I really, honestly think that if the Maloofs decided to move to Anaheim, Vegas or KC, it would make one heck of a lot of business sense. If you were on the outside looking in, you'd have to agree. A casual observer from Denver would have to say, "Hmmm, that makes sense."
Anyway, after reading about their meetings from yesterday, in which everyone met and agreed that they're still miles apart on parking, arena size and the sphere of influence and claiming they've made progress, I now think the Maloofs MAY come out and threaten to move before the election, to scare up votes. It's something they haven't tried yet; the scare tactic. I personally think it's much too late to play that card -- they should have played it BEFORE the absentee ballots went out -- but they haven't tried it yet. It's looking to me like that's the last card.

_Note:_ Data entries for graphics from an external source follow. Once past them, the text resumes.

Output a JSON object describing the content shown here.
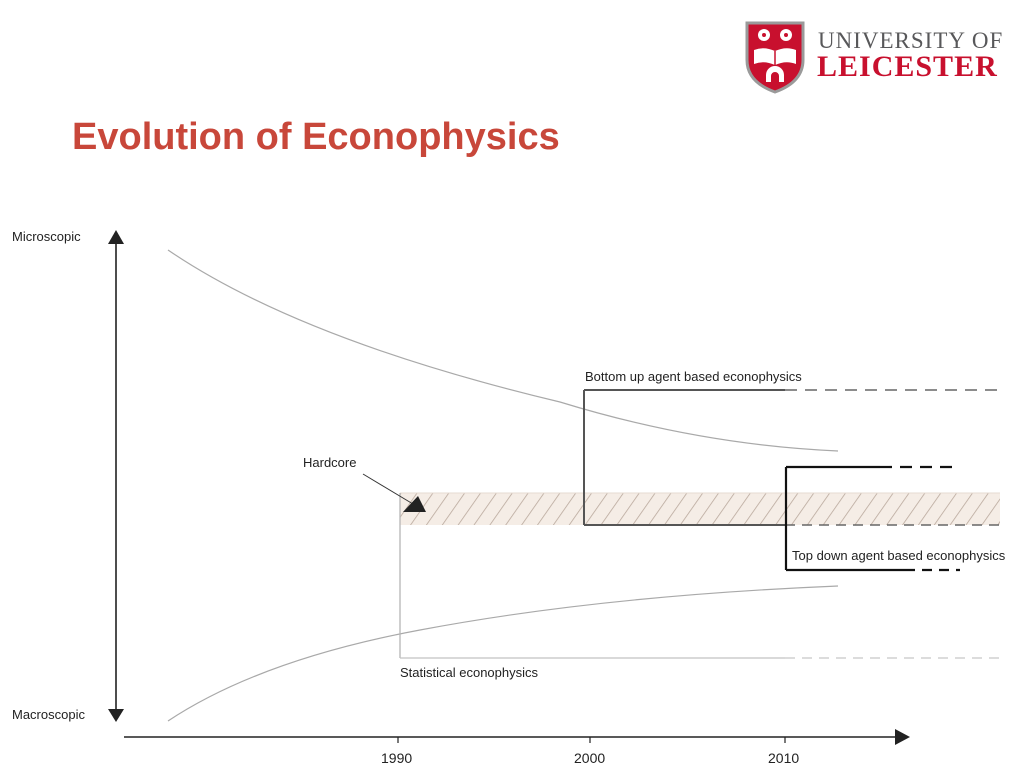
{
  "slide": {
    "title": "Evolution of Econophysics"
  },
  "logo": {
    "line1": "UNIVERSITY OF",
    "line2": "LEICESTER"
  },
  "colors": {
    "title": "#c8473a",
    "logo_red": "#c8102e",
    "logo_grey": "#58585a",
    "band_fill": "#f5ede6"
  },
  "axes": {
    "y_top_label": "Microscopic",
    "y_bottom_label": "Macroscopic",
    "x_ticks": [
      "1990",
      "2000",
      "2010"
    ]
  },
  "labels": {
    "hardcore": "Hardcore",
    "bottom_up": "Bottom up agent based econophysics",
    "top_down": "Top down agent based econophysics",
    "statistical": "Statistical econophysics"
  }
}
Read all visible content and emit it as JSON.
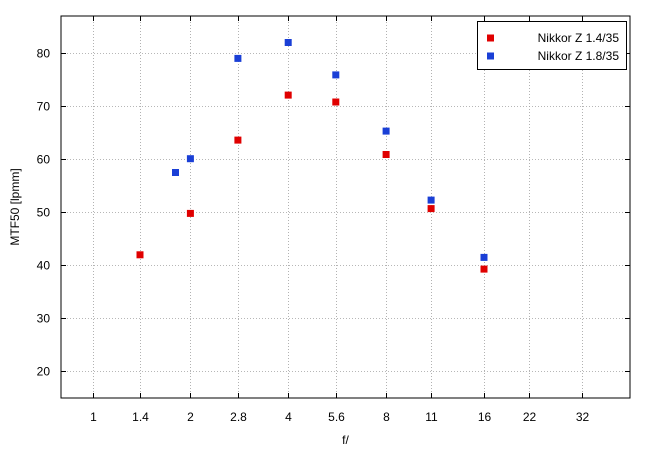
{
  "chart_data": {
    "type": "scatter",
    "xlabel": "f/",
    "ylabel": "MTF50 [lpmm]",
    "x_scale": "log2",
    "x_ticks": [
      "1",
      "1.4",
      "2",
      "2.8",
      "4",
      "5.6",
      "8",
      "11",
      "16",
      "22",
      "32"
    ],
    "x_tick_values": [
      1,
      1.4,
      2,
      2.8,
      4,
      5.6,
      8,
      11,
      16,
      22,
      32
    ],
    "xlim": [
      0.8,
      45
    ],
    "y_ticks": [
      "20",
      "30",
      "40",
      "50",
      "60",
      "70",
      "80"
    ],
    "y_tick_values": [
      20,
      30,
      40,
      50,
      60,
      70,
      80
    ],
    "ylim": [
      15,
      87
    ],
    "grid": true,
    "legend_position": "top-right",
    "series": [
      {
        "name": "Nikkor Z 1.4/35",
        "color": "#e00000",
        "points": [
          {
            "x": 1.4,
            "y": 42.0
          },
          {
            "x": 2.0,
            "y": 49.8
          },
          {
            "x": 2.8,
            "y": 63.6
          },
          {
            "x": 4.0,
            "y": 72.1
          },
          {
            "x": 5.6,
            "y": 70.8
          },
          {
            "x": 8.0,
            "y": 60.9
          },
          {
            "x": 11.0,
            "y": 50.7
          },
          {
            "x": 16.0,
            "y": 39.3
          }
        ]
      },
      {
        "name": "Nikkor Z 1.8/35",
        "color": "#1a3fd6",
        "points": [
          {
            "x": 1.8,
            "y": 57.5
          },
          {
            "x": 2.0,
            "y": 60.1
          },
          {
            "x": 2.8,
            "y": 79.0
          },
          {
            "x": 4.0,
            "y": 82.0
          },
          {
            "x": 5.6,
            "y": 75.9
          },
          {
            "x": 8.0,
            "y": 65.3
          },
          {
            "x": 11.0,
            "y": 52.3
          },
          {
            "x": 16.0,
            "y": 41.5
          }
        ]
      }
    ]
  }
}
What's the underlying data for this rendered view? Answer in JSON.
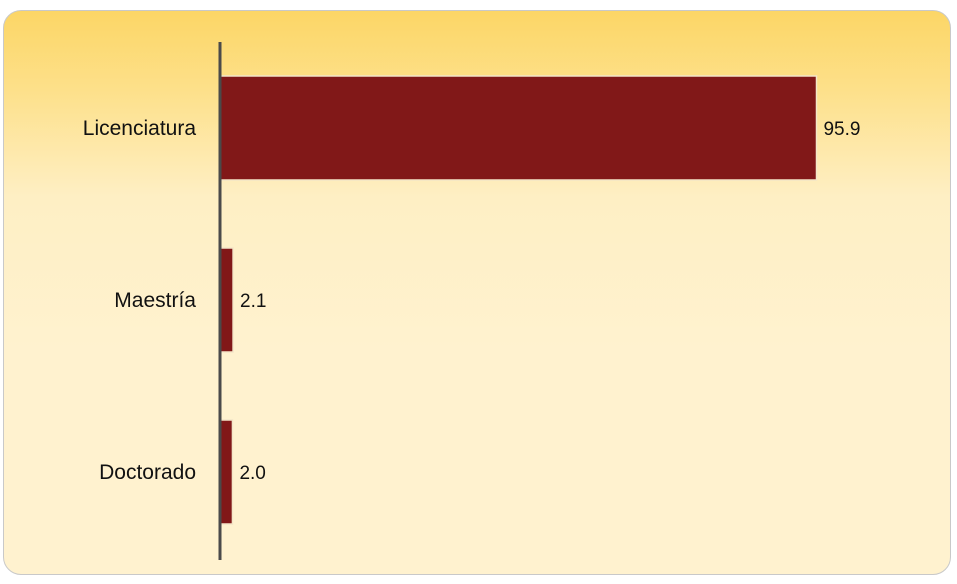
{
  "chart_data": {
    "type": "bar",
    "orientation": "horizontal",
    "categories": [
      "Licenciatura",
      "Maestría",
      "Doctorado"
    ],
    "values": [
      95.9,
      2.1,
      2.0
    ],
    "value_labels": [
      "95.9",
      "2.1",
      "2.0"
    ],
    "title": "",
    "xlabel": "",
    "ylabel": "",
    "xlim": [
      0,
      100
    ],
    "grid": false,
    "legend": "none",
    "colors": {
      "bar": "#811818",
      "bar_edge": "#f4e6c8",
      "axis": "#4a4a4a",
      "background_top": "#fcd666",
      "background_bottom": "#fff2cf",
      "border": "#c9c9c9"
    }
  }
}
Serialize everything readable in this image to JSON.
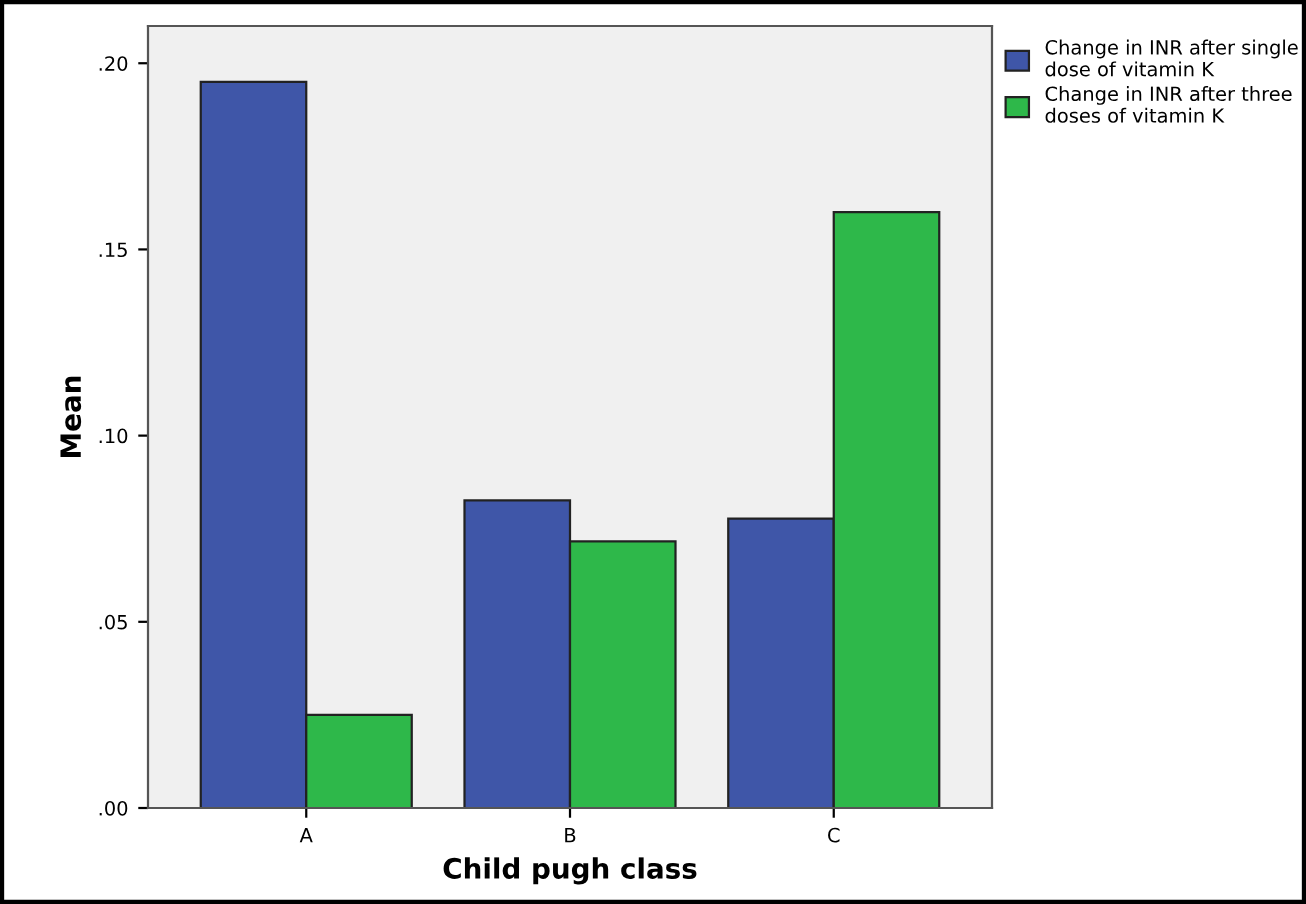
{
  "chart_data": {
    "type": "bar",
    "xlabel": "Child pugh class",
    "ylabel": "Mean",
    "categories": [
      "A",
      "B",
      "C"
    ],
    "series": [
      {
        "name": "Change in INR after single\ndose of vitamin K",
        "color": "#3f56a8",
        "values": [
          0.195,
          0.0826,
          0.0777
        ]
      },
      {
        "name": "Change in INR after three\ndoses of vitamin K",
        "color": "#2eb84a",
        "values": [
          0.025,
          0.0716,
          0.16
        ]
      }
    ],
    "ylim": [
      0,
      0.21
    ],
    "yticks": [
      {
        "value": 0,
        "label": ".00"
      },
      {
        "value": 0.05,
        "label": ".05"
      },
      {
        "value": 0.1,
        "label": ".10"
      },
      {
        "value": 0.15,
        "label": ".15"
      },
      {
        "value": 0.2,
        "label": ".20"
      }
    ],
    "grid": false,
    "legend": "top right"
  }
}
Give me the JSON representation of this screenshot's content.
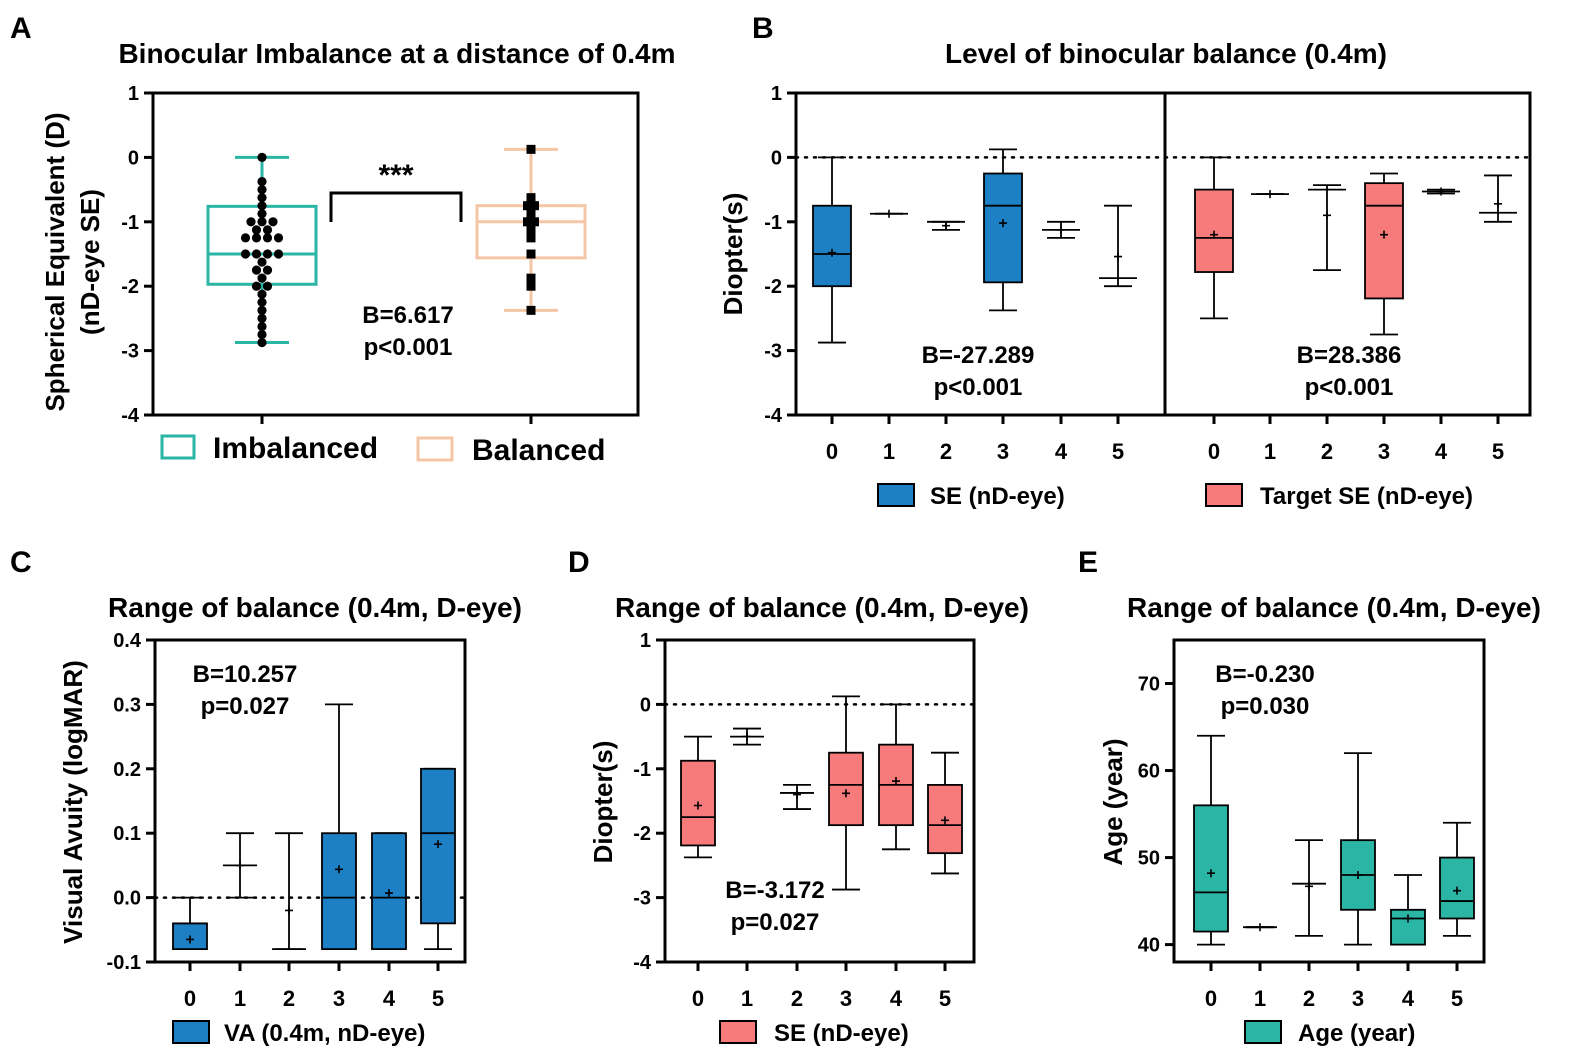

I go back to a prediction I made a looooong time ago: Look for the Maloofs to announce a final decision when they're hosting the All Star game this February. That's looking more and more likely to me.
By the way, I don't think the surcharge approach will work this time around, if there's a Plan B. I say that because the surcharge will be far too high. I'd guess that for 200 events a year, they'd be very happy if they sold a total of 3 million tickets. That'd work out to an average surcharge of roughly $5 for each and every event. That'd price out too many events.